When you’re hiking along a mountain trail and reach a small stream small enough to hop over, the name you use to describe it may not seem overly important. Yet recently, a federal rule change means the terms used to describe flow duration of streams determines whether or not they are protected under the Clean Water Act.
In Jan. 2020, the United States Environmental Protection Agency and Army Corps of Engineers released the Navigable Waters Protection Rule. This replaced the Obama-era Clean Water Rule, which clarified what the Clean Water Act broadly describes as Waters of the United States (WOTUS). Now, ephemeral streams, which only flow briefly after rain or rapid snowmelt, are not included in the definition of WOTUS, meaning these streams are no longer protected under the Clean Water Act.
A research group led by Dr. Stephanie Kampf with the National Resource Ecology Laboratory has been working for the last 4 years to map and define small headwater streams. Kampf, a professor in the Department of Ecosystem Science and Sustainability, said that flow data on these small streams in the foothills of Colorado often does not exist.
“When we started working on streamflow forecasting for the Cache la Poudre over a decade ago, we realized that all of the snow measurements were at the highest elevations in the river basin, whereas the river flow measurements were at the lowest elevations,” Kampf said. “This left a large gap in the middle of the basin with limited observations.”
That is why Kampf and her team have been working to create a detailed record of this streamflow in as many places as possible. In Colorado, Kampf said most of these small streams will retain their protections because they are either intermittent and flow seasonally, or they’re perennial and flow year-round. But in places like Arizona and New Mexico where ephemeral streams are abundant, the rule change removes requirements that protect or mitigate actions to these streams.
“These streams are no longer protected, so a pollutant could be left in a dry wash and transported downstream during a rainstorm,” Kampf said.
Kampf explained that if data reveals that streams currently mapped as ephemeral, “sometimes called washes or arroyos,” are actually intermittent, then this could inform a decision by the EPA and USACE to classify a stream as a WOTUS under the Clean Water Act.
The Power of the Crowd
The team has stations along the Poudre River where they routinely visit to collect data and make observations.
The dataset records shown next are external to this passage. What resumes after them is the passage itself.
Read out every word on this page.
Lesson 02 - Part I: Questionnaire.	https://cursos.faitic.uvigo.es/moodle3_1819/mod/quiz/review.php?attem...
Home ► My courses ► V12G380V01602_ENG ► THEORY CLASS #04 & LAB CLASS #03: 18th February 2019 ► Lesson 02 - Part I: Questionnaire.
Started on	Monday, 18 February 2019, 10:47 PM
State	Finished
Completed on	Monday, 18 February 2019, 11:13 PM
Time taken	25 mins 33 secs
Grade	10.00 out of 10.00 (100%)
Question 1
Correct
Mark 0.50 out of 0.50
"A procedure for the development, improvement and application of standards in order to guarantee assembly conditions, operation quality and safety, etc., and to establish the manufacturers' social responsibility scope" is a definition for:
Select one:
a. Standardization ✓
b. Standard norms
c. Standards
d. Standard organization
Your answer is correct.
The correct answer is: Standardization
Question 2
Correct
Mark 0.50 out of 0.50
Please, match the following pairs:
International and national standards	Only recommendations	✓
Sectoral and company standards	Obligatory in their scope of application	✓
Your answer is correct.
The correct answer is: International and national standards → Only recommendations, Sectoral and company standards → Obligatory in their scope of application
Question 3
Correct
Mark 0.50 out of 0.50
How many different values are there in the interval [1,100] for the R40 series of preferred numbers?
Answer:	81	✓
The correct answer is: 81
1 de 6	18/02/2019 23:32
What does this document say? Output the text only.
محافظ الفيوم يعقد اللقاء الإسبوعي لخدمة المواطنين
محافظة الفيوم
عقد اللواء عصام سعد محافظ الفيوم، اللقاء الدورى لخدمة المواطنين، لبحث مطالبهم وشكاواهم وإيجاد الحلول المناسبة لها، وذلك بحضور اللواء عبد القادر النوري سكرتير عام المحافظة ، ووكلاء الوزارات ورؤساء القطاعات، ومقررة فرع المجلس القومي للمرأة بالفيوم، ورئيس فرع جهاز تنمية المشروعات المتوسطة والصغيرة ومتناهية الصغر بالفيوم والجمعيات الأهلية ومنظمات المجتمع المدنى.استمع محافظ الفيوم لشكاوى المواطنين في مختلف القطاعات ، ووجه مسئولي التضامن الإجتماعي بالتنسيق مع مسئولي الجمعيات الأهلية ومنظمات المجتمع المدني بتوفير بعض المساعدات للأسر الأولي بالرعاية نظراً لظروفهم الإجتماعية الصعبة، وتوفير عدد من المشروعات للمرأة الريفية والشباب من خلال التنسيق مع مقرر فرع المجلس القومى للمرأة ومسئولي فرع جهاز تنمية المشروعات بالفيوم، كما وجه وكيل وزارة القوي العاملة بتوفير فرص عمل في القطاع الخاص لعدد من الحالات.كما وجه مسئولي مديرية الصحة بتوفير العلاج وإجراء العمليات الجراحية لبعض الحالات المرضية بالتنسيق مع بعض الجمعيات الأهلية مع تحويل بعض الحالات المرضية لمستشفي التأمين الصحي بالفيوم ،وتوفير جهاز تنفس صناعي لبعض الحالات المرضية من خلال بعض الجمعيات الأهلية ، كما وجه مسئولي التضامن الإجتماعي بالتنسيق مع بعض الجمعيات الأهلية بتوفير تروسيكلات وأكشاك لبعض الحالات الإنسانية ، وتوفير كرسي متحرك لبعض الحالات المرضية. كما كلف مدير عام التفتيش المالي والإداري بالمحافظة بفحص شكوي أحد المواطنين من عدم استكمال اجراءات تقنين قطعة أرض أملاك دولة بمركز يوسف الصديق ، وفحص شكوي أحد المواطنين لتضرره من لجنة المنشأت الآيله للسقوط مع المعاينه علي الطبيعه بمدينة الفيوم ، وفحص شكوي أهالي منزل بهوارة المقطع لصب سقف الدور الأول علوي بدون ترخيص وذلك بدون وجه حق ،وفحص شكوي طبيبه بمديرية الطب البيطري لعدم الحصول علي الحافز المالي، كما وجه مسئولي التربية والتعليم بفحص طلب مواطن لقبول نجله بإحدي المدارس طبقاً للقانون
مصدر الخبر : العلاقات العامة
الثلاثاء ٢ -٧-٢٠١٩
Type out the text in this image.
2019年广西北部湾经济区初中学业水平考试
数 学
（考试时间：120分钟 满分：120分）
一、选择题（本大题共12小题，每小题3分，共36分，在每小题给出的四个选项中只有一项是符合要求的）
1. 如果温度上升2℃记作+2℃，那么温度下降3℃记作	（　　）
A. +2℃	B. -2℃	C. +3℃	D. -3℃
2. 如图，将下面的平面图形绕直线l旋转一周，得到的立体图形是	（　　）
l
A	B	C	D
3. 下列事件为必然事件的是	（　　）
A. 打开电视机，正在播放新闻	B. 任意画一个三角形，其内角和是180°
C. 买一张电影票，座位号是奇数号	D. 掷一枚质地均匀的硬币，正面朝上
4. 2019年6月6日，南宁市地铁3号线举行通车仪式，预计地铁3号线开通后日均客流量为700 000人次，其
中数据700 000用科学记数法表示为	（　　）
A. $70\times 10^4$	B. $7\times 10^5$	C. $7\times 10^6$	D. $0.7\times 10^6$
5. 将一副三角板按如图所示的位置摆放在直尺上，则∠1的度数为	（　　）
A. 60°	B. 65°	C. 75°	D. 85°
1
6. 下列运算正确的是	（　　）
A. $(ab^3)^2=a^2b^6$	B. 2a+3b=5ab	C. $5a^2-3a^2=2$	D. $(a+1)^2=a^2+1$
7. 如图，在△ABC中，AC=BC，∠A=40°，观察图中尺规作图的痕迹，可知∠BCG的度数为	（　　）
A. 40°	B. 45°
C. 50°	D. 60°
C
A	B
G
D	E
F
But with more streams to track than the team can cover themselves, they’ve decided to enlist the help of a cutting-edge tool: the crowd.
Kira Puntenney-Desmond is the project manager for Stream Tracker, a citizen-science fueled mobile-application that encourages anyone exploring the outdoors, anywhere in the country, to submit data on the small streams they come across.
Inspired by the popular mobile app Pokemon Go, Puntenney-Desmond decided to tap into the vast population of smartphone users to assist with data collection.
So far, the app has amassed 5000 observations from 540 volunteers across 32 states. Crowdsourcing has significantly accelerated the amount of data the team has to work with, painting a larger, more accurate picture of when and where water is flowing. And with the new EPA rule changes in place, if there has ever been a time to understand the flow of these streams, it’s now.
“Through Stream Tracker and other efforts that expand stream monitoring, we hope to develop tools that can reliably predict where streams are located and what type of flow they have,” Kampf said.
To join the effort, download the app Anecdata to join the Stream Tracker project and many other citizen-science based research projects. Then, the next time you pass a waterway, dry or flowing, you’ll be able to contribute to a growing database of knowledge.
“One to hundreds of people might follow in your footsteps past that same exact point,” Puntenney-Desmond said. “And then you start creating a record of that change over time … it’s the power of the crowd.”